#  Getting Started  > Intros and Who's Who >  Hello from the land upside down

## James Davy

Hello everyone. I may be new to this site, but I have experience with the forum scene.  ::D:

----------


## Macie Lightfoot

Don't worry. James, I am here for you. I won't let you sink. We'll weather this together. If you need anything... Azeal i think his name was... he'll be sure to help you. As will i where i can. You are not alone. Never worry. I will be around to help.

----------


## James Davy

Thanks, Macie.

----------


## Macie Lightfoot

> Thanks, Macie.


Anytime.

PM me anytime too. I'll always be checking. Did you see the threads?

----------


## James Davy

I saw them and I want in, but my posts are "subject to moderator approval" in at least one of them.

----------


## Macie Lightfoot

> I saw them and I want in, but my posts are "subject to moderator approval" in at least one of them.


Don't worry. Azazeal can fix that for you. He's one of the Mods. Or Admins. It'll be okay.

----------


## DannyPhantom

Welcome to the site!

----------


## James Davy

> Don't worry. Azazeal can fix that for you. He's one of the Mods. Or Admins. It'll be okay.
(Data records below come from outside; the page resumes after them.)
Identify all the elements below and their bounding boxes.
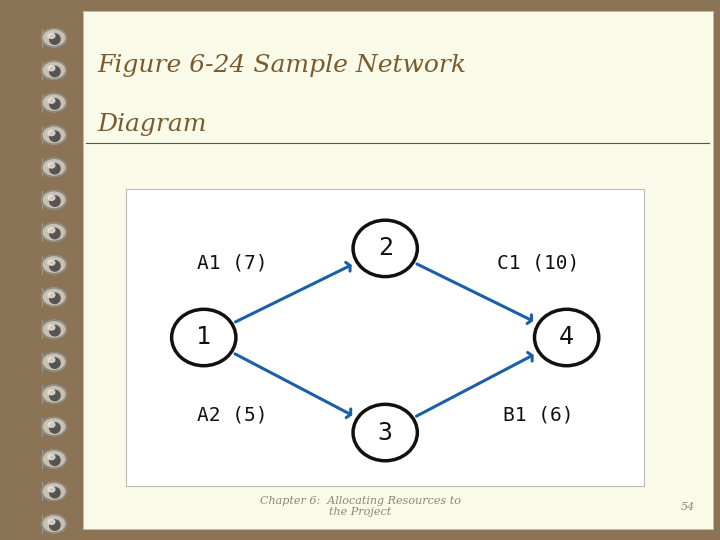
Circle shape [48,163,55,168]
Circle shape [48,131,55,136]
Text: 3: 3 [378,421,392,444]
Circle shape [42,417,66,436]
Circle shape [42,223,66,241]
Text: Figure 6-24 Sample Network: Figure 6-24 Sample Network [97,54,467,77]
Circle shape [48,487,55,492]
Text: 1: 1 [197,326,211,349]
Circle shape [42,385,66,403]
Ellipse shape [50,390,60,401]
Text: A2 (5): A2 (5) [197,405,268,424]
Ellipse shape [50,196,60,206]
Circle shape [48,228,55,233]
Circle shape [42,158,66,177]
Ellipse shape [353,220,418,276]
Circle shape [48,455,55,460]
Circle shape [42,191,66,209]
Circle shape [42,320,66,339]
Text: B1 (6): B1 (6) [503,405,573,424]
Ellipse shape [50,293,60,303]
Ellipse shape [534,309,599,366]
Ellipse shape [50,326,60,336]
Circle shape [48,98,55,103]
Ellipse shape [50,66,60,77]
Ellipse shape [50,164,60,174]
Text: 54: 54 [680,502,695,511]
Text: C1 (10): C1 (10) [497,254,580,273]
Circle shape [48,325,55,330]
Text: 4: 4 [559,326,574,349]
Circle shape [48,422,55,427]
Circle shape [48,33,55,38]
Text: Diagram: Diagram [97,113,207,137]
Ellipse shape [50,131,60,141]
Ellipse shape [50,99,60,109]
Circle shape [48,390,55,395]
Circle shape [48,357,55,362]
Circle shape [42,353,66,371]
Circle shape [42,61,66,79]
Text: A1 (7): A1 (7) [197,254,268,273]
Circle shape [42,515,66,533]
Ellipse shape [171,309,236,366]
Circle shape [42,126,66,144]
Circle shape [42,255,66,274]
Circle shape [42,482,66,501]
Ellipse shape [50,34,60,44]
Text: 2: 2 [378,237,392,260]
Ellipse shape [50,520,60,530]
Circle shape [48,519,55,524]
Ellipse shape [353,404,418,461]
Bar [83,11,713,529]
Circle shape [42,29,66,47]
Ellipse shape [50,358,60,368]
Ellipse shape [50,488,60,498]
Circle shape [42,450,66,468]
Bar [126,189,644,486]
Circle shape [48,66,55,71]
Text: Chapter 6:  Allocating Resources to
the Project: Chapter 6: Allocating Resources to the P… [259,496,461,517]
Circle shape [48,260,55,265]
Ellipse shape [50,423,60,433]
Circle shape [48,195,55,200]
Ellipse shape [50,261,60,271]
Circle shape [42,288,66,306]
Circle shape [48,293,55,298]
Ellipse shape [50,228,60,239]
Ellipse shape [50,455,60,465]
Circle shape [42,93,66,112]
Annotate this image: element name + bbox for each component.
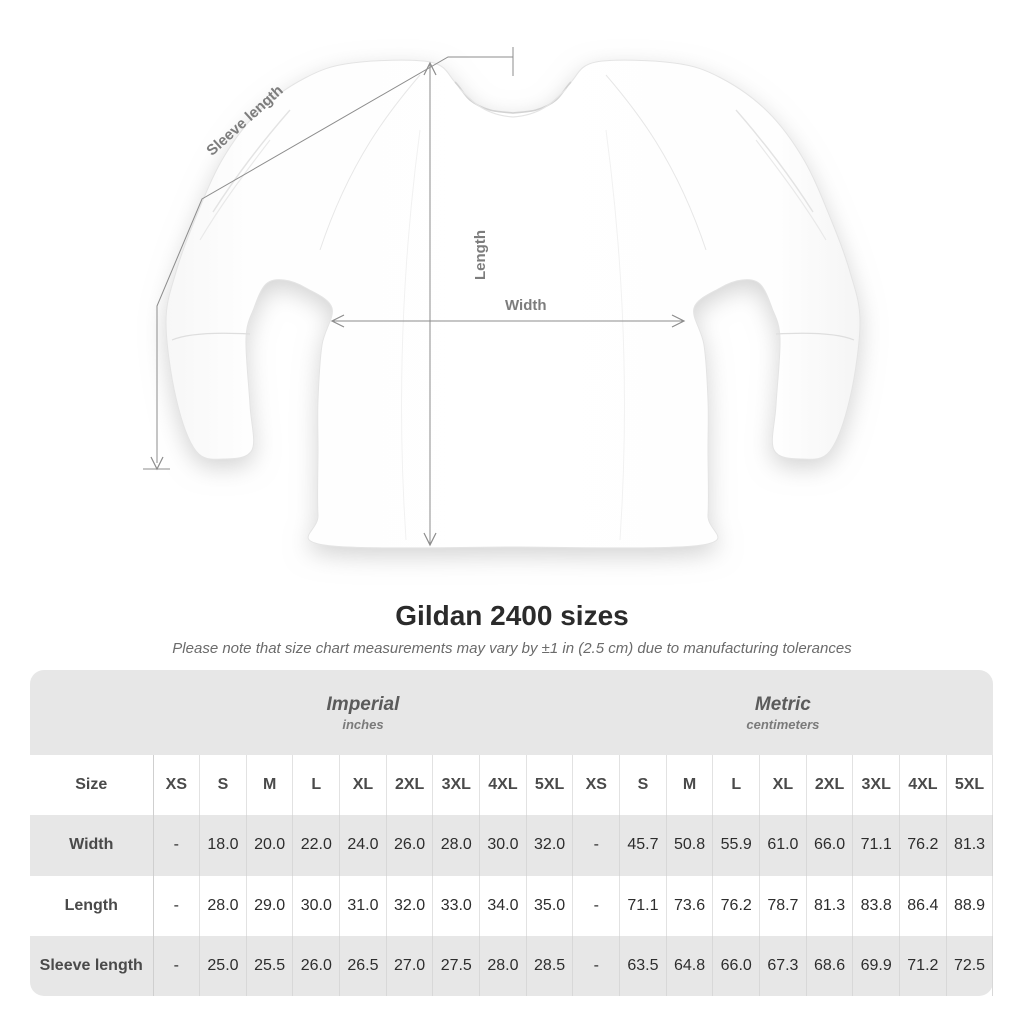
svg-text:Width: Width — [505, 297, 547, 314]
svg-text:Length: Length — [472, 230, 489, 280]
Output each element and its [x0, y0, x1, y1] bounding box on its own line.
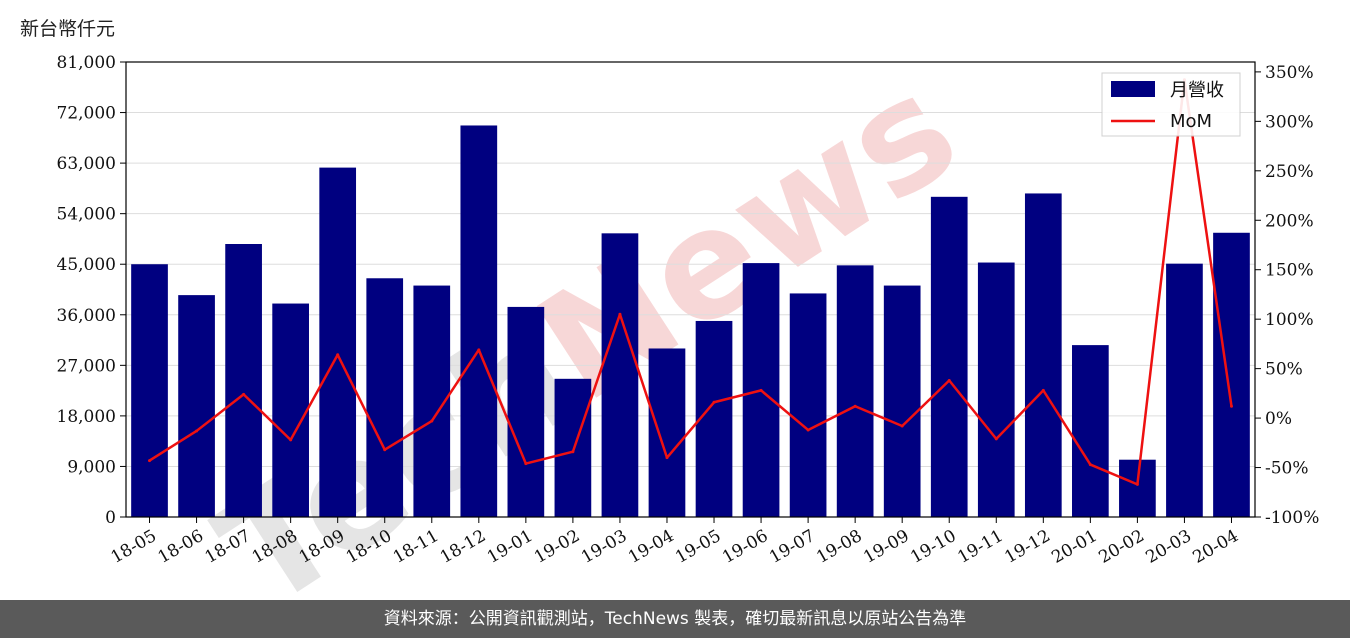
bar-19-11	[977, 262, 1015, 517]
bar-18-12	[460, 125, 498, 517]
bar-18-09	[319, 167, 357, 518]
mom-point-19-10	[947, 379, 951, 382]
mom-point-18-09	[336, 353, 340, 357]
x-tick-label: 19-08	[813, 526, 865, 568]
left-tick-label: 27,000	[57, 356, 116, 376]
mom-point-18-12	[477, 348, 481, 352]
mom-point-19-05	[712, 400, 716, 404]
left-tick-label: 72,000	[57, 104, 116, 124]
mom-point-18-05	[148, 459, 152, 463]
x-tick-label: 18-06	[155, 526, 207, 568]
mom-point-19-01	[524, 462, 528, 466]
bar-19-09	[883, 285, 921, 517]
x-tick-label: 19-02	[531, 526, 583, 568]
bar-18-08	[272, 303, 309, 517]
left-tick-label: 45,000	[57, 255, 116, 275]
x-tick-label: 19-11	[954, 526, 1006, 568]
x-tick-label: 19-10	[907, 526, 959, 568]
y-axis-unit-label: 新台幣仟元	[20, 18, 116, 40]
bar-19-01	[507, 306, 545, 517]
mom-point-19-09	[900, 424, 904, 428]
mom-point-18-07	[242, 392, 246, 396]
left-tick-label: 9,000	[67, 457, 116, 477]
plot-frame	[125, 61, 1256, 518]
bar-20-03	[1166, 263, 1203, 517]
mom-series-line	[148, 78, 1233, 486]
x-tick-label: 18-05	[108, 526, 160, 568]
left-tick-label: 63,000	[57, 154, 116, 174]
mom-point-20-01	[1088, 463, 1092, 467]
right-axis-ticks: -100% -50% 0% 50% 100% 150% 200% 250% 300% 350%	[1255, 63, 1319, 528]
mom-point-19-06	[759, 388, 763, 392]
bar-20-01	[1072, 345, 1109, 517]
x-tick-label: 20-03	[1142, 526, 1194, 568]
left-tick-label: 54,000	[57, 205, 116, 225]
mom-point-20-02	[1135, 482, 1139, 486]
right-tick-label: 200%	[1265, 211, 1314, 231]
right-tick-label: 50%	[1265, 360, 1303, 380]
x-tick-label: 19-07	[766, 526, 818, 568]
left-tick-label: 81,000	[57, 53, 116, 73]
bar-19-04	[648, 348, 686, 517]
bar-18-10	[366, 278, 404, 517]
legend-label-mom: MoM	[1170, 111, 1212, 132]
bar-20-02	[1119, 459, 1156, 517]
source-footer: 資料來源：公開資訊觀測站，TechNews 製表，確切最新訊息以原站公告為準	[0, 600, 1350, 638]
mom-point-18-10	[383, 448, 387, 452]
mom-point-18-08	[289, 438, 293, 442]
bar-19-03	[601, 233, 639, 518]
bar-18-05	[131, 264, 168, 517]
x-tick-label: 19-01	[484, 526, 536, 568]
revenue-bars	[131, 125, 1250, 518]
mom-point-19-07	[806, 428, 810, 432]
mom-point-19-08	[853, 404, 857, 408]
mom-point-19-02	[571, 450, 575, 454]
mom-point-19-03	[618, 312, 622, 316]
left-tick-label: 36,000	[57, 306, 116, 326]
mom-point-19-11	[994, 437, 998, 441]
left-tick-label: 18,000	[57, 407, 116, 427]
right-tick-label: 350%	[1265, 63, 1314, 83]
revenue-chart: TechNews 09,00018,00027,00036,00045,0005…	[57, 42, 1320, 600]
bar-19-07	[789, 293, 827, 517]
legend: 月營收 MoM	[1101, 72, 1241, 137]
axes	[125, 61, 1256, 518]
bar-20-04	[1213, 232, 1250, 517]
legend-box	[1101, 72, 1241, 137]
right-tick-label: -50%	[1265, 459, 1309, 479]
mom-point-19-12	[1041, 388, 1045, 392]
right-tick-label: 300%	[1265, 112, 1314, 132]
bar-19-12	[1024, 193, 1062, 517]
mom-line	[148, 78, 1233, 486]
bar-18-07	[225, 244, 262, 517]
x-tick-label: 19-04	[625, 526, 677, 568]
x-tick-label: 19-12	[1001, 526, 1053, 568]
right-tick-label: 150%	[1265, 261, 1314, 281]
left-tick-label: 0	[105, 508, 116, 528]
x-tick-label: 19-09	[860, 526, 912, 568]
right-tick-label: 100%	[1265, 310, 1314, 330]
bar-19-08	[836, 265, 874, 517]
x-tick-label: 19-06	[719, 526, 771, 568]
mom-point-19-04	[665, 456, 669, 460]
x-tick-label: 20-01	[1048, 526, 1100, 568]
bar-19-05	[695, 320, 733, 517]
left-axis-ticks: 0 9,000 18,000 27,000 36,000 45,000 54,000 63,0…	[57, 53, 126, 528]
legend-label-revenue: 月營收	[1170, 80, 1224, 101]
bar-19-10	[930, 196, 968, 517]
mom-point-18-06	[195, 429, 199, 433]
mom-point-20-04	[1229, 404, 1233, 408]
x-tick-label: 20-02	[1095, 526, 1147, 568]
x-tick-label: 19-03	[578, 526, 630, 568]
mom-point-18-11	[430, 419, 434, 423]
right-tick-label: 250%	[1265, 162, 1314, 182]
x-tick-label: 19-05	[672, 526, 724, 568]
right-tick-label: 0%	[1265, 409, 1292, 429]
bar-18-06	[178, 295, 215, 517]
legend-swatch-bar	[1111, 81, 1155, 97]
x-tick-label: 20-04	[1190, 526, 1242, 568]
right-tick-label: -100%	[1265, 508, 1319, 528]
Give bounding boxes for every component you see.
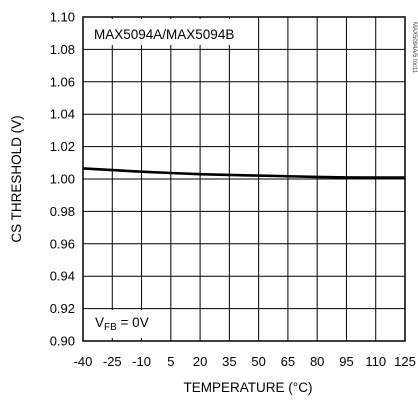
annotation-subscript: FB (104, 322, 117, 333)
chart-title: MAX5094A/MAX5094B (94, 27, 234, 42)
y-tick-label: 1.10 (50, 10, 75, 25)
x-tick-label: 80 (310, 354, 324, 369)
x-tick-label: 5 (167, 354, 174, 369)
series-layer (82, 167, 405, 179)
x-axis-title: TEMPERATURE (°C) (184, 380, 313, 395)
y-tick-label: 0.96 (50, 236, 75, 251)
x-tick-labels: -40 -25 -10 5 20 35 50 65 80 95 110 125 (74, 354, 416, 369)
x-tick-label: 110 (365, 354, 386, 369)
annotation-tail: = 0V (117, 315, 149, 330)
y-axis-title: CS THRESHOLD (V) (9, 115, 24, 242)
y-tick-label: 0.98 (50, 204, 75, 219)
y-tick-label: 1.02 (50, 139, 75, 154)
grid (82, 16, 406, 342)
y-tick-label: 1.00 (50, 172, 75, 187)
y-tick-label: 0.94 (50, 269, 75, 284)
y-tick-label: 0.92 (50, 301, 75, 316)
y-tick-label: 1.04 (50, 107, 75, 122)
x-tick-label: 35 (222, 354, 236, 369)
figure-id-label: MAX5094A/5 toc11 (411, 22, 417, 74)
x-tick-label: 50 (251, 354, 265, 369)
x-tick-label: 65 (281, 354, 295, 369)
x-tick-label: -10 (132, 354, 151, 369)
y-tick-labels: 0.90 0.92 0.94 0.96 0.98 1.00 1.02 1.04 1.06 1.08… (50, 10, 75, 349)
series-line (82, 167, 405, 179)
annotation-background (91, 310, 153, 338)
x-tick-label: 95 (339, 354, 353, 369)
y-tick-label: 1.08 (50, 42, 75, 57)
title-background (91, 19, 238, 45)
y-tick-label: 1.06 (50, 74, 75, 89)
annotation-main: V (95, 315, 104, 330)
vfb-annotation: VFB = 0V (95, 315, 149, 333)
x-tick-label: 125 (394, 354, 416, 369)
x-tick-label: 20 (193, 354, 207, 369)
plot-frame (82, 16, 406, 342)
x-tick-label: -40 (74, 354, 93, 369)
y-tick-label: 0.90 (50, 334, 75, 349)
x-tick-label: -25 (103, 354, 122, 369)
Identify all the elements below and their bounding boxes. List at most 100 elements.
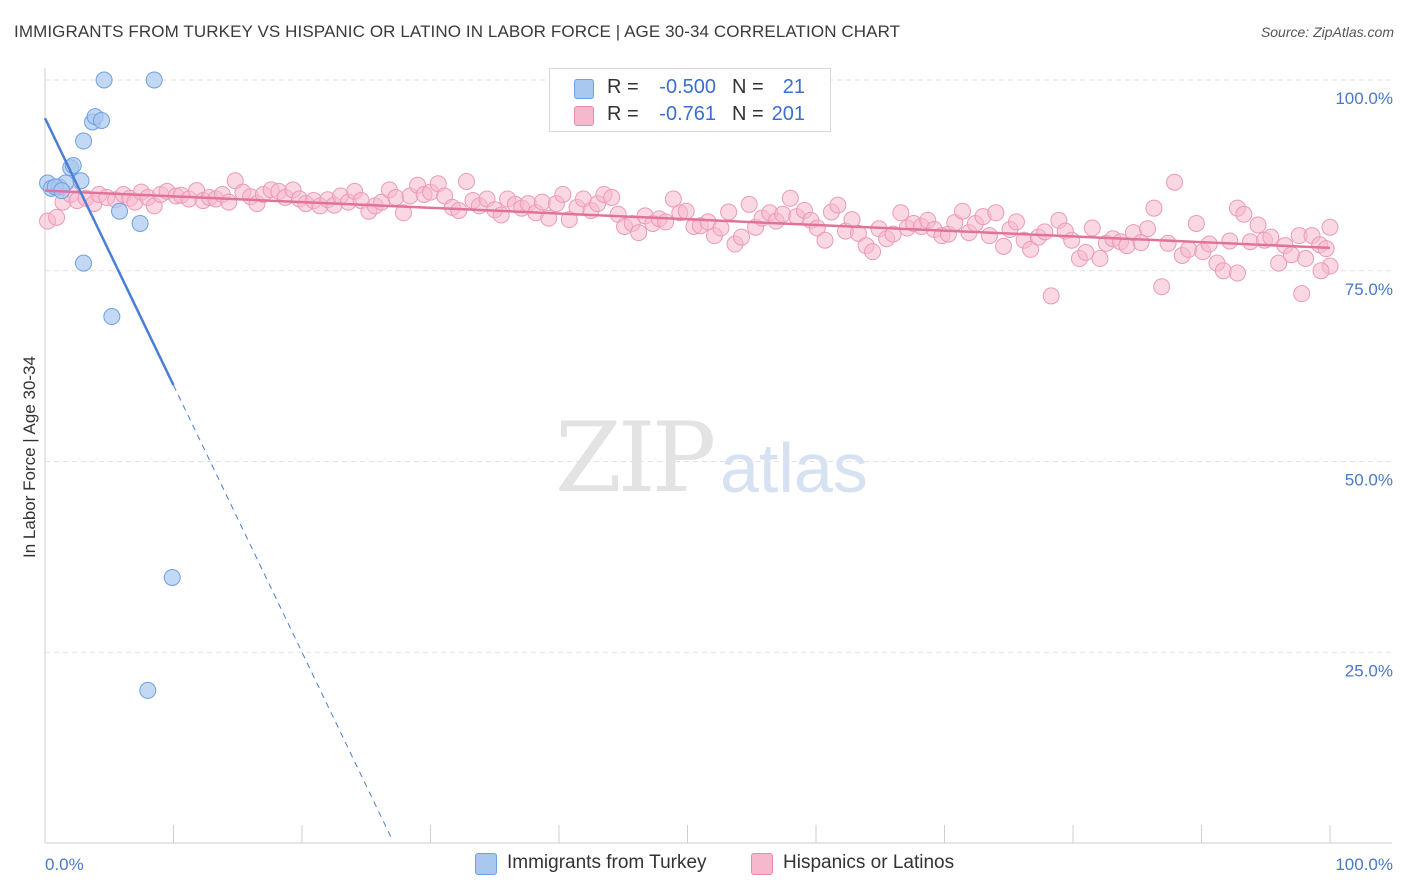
y-axis-label: In Labor Force | Age 30-34 <box>20 356 39 558</box>
hispanic-point <box>1145 199 1163 217</box>
turkey-point <box>103 308 121 326</box>
legend-r-value: -0.761 <box>659 103 716 125</box>
turkey-point <box>95 71 113 89</box>
hispanic-point <box>953 202 971 220</box>
legend-n-value: 201 <box>771 103 805 125</box>
hispanic-point <box>864 243 882 261</box>
hispanic-point <box>1270 254 1288 272</box>
hispanic-point <box>849 224 867 242</box>
turkey-points <box>39 71 181 699</box>
hispanics-points <box>39 172 1339 305</box>
hispanic-point <box>774 205 792 223</box>
hispanic-point <box>884 225 902 243</box>
correlation-legend: R = -0.500 N = 21 R = -0.761 N = 201 <box>549 68 831 132</box>
hispanic-point <box>1249 216 1267 234</box>
hispanic-point <box>1036 223 1054 241</box>
hispanic-point <box>1200 235 1218 253</box>
turkey-point <box>145 71 163 89</box>
hispanic-point <box>720 203 738 221</box>
turkey-trend-extension <box>173 384 393 840</box>
hispanic-point <box>987 204 1005 222</box>
trend-lines <box>43 117 1331 840</box>
hispanic-point <box>1159 234 1177 252</box>
hispanic-point <box>1139 220 1157 238</box>
hispanic-point <box>220 193 238 211</box>
hispanic-point <box>1007 213 1025 231</box>
hispanic-point <box>892 204 910 222</box>
hispanic-point <box>1241 233 1259 251</box>
hispanic-point <box>816 231 834 249</box>
legend-row-hispanic: R = -0.761 N = 201 <box>550 102 830 128</box>
bottom-legend-label-turkey: Immigrants from Turkey <box>507 852 707 873</box>
hispanic-point <box>1221 232 1239 250</box>
hispanic-point <box>554 185 572 203</box>
hispanic-point <box>740 195 758 213</box>
hispanic-point <box>664 190 682 208</box>
hispanic-point <box>533 193 551 211</box>
bottom-legend-label-hispanic: Hispanics or Latinos <box>783 852 955 873</box>
turkey-point <box>111 202 129 220</box>
hispanic-point <box>560 211 578 229</box>
tick-labels: 100.0% 75.0% 50.0% 25.0% 0.0% 100.0% <box>45 89 1393 874</box>
hispanic-point <box>1091 250 1109 268</box>
hispanic-point <box>1312 262 1330 280</box>
hispanic-point <box>980 227 998 245</box>
turkey-point <box>163 568 181 586</box>
gridlines <box>45 79 1392 653</box>
watermark-atlas: atlas <box>720 429 868 507</box>
legend-n-value: 21 <box>782 76 805 98</box>
hispanic-point <box>1214 262 1232 280</box>
turkey-trend-line <box>43 117 175 386</box>
hispanic-point <box>1153 278 1171 296</box>
axes <box>44 68 1392 844</box>
turkey-point <box>75 254 93 272</box>
hispanic-trend-line <box>44 189 1331 250</box>
hispanic-point <box>732 228 750 246</box>
hispanic-point <box>630 224 648 242</box>
turkey-point <box>75 132 93 150</box>
hispanic-point <box>677 202 695 220</box>
hispanic-point <box>712 219 730 237</box>
hispanic-point <box>1180 240 1198 258</box>
x-tick-label: 0.0% <box>45 855 84 874</box>
hispanic-point <box>1187 214 1205 232</box>
hispanic-point <box>829 196 847 214</box>
turkey-point <box>139 681 157 699</box>
hispanic-point <box>781 189 799 207</box>
hispanic-point <box>1293 285 1311 303</box>
hispanic-point <box>1262 228 1280 246</box>
hispanic-point <box>657 213 675 231</box>
watermark-zip: ZIP <box>555 402 716 514</box>
hispanic-point <box>1077 243 1095 261</box>
legend-swatch-hispanic <box>574 106 594 126</box>
hispanic-point <box>1321 218 1339 236</box>
legend-r-label: R = <box>607 76 639 98</box>
x-tick-label: 100.0% <box>1335 855 1393 874</box>
legend-r-value: -0.500 <box>659 76 716 98</box>
hispanic-point <box>1063 231 1081 249</box>
hispanic-point <box>1228 264 1246 282</box>
y-tick-label: 50.0% <box>1345 471 1393 490</box>
hispanic-point <box>48 208 66 226</box>
hispanic-point <box>387 189 405 207</box>
turkey-point <box>131 214 149 232</box>
hispanic-point <box>457 172 475 190</box>
hispanic-point <box>395 204 413 222</box>
source-label: Source: ZipAtlas.com <box>1260 24 1394 40</box>
hispanic-point <box>1297 250 1315 268</box>
bottom-legend-swatch-turkey <box>475 853 497 875</box>
legend-n-label: N = <box>732 103 764 125</box>
turkey-point <box>93 111 111 129</box>
hispanic-point <box>1235 205 1253 223</box>
legend-row-turkey: R = -0.500 N = 21 <box>550 75 830 101</box>
y-tick-label: 100.0% <box>1335 89 1393 108</box>
legend-swatch-turkey <box>574 79 594 99</box>
hispanic-point <box>1022 240 1040 258</box>
chart-title: IMMIGRANTS FROM TURKEY VS HISPANIC OR LA… <box>14 22 901 41</box>
y-tick-label: 25.0% <box>1345 661 1393 680</box>
legend-n-label: N = <box>732 76 764 98</box>
hispanic-point <box>1042 287 1060 305</box>
hispanic-point <box>1083 219 1101 237</box>
hispanic-point <box>1282 246 1300 264</box>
I hope they get it done ASAP.




> Welcome to the site!


Thanks.

----------


## Enigma

Welcome, hope you have fun here!

----------


## King Poseidon

Another new person? Good to see you!

----------


## InfraredHero

Hello and welcome to RPA, James Davy!

----------


## DuchessLivilla

Welcome Newbie  ::D:  x

----------


## Kach

Hey! Welcome to the Forum!

----------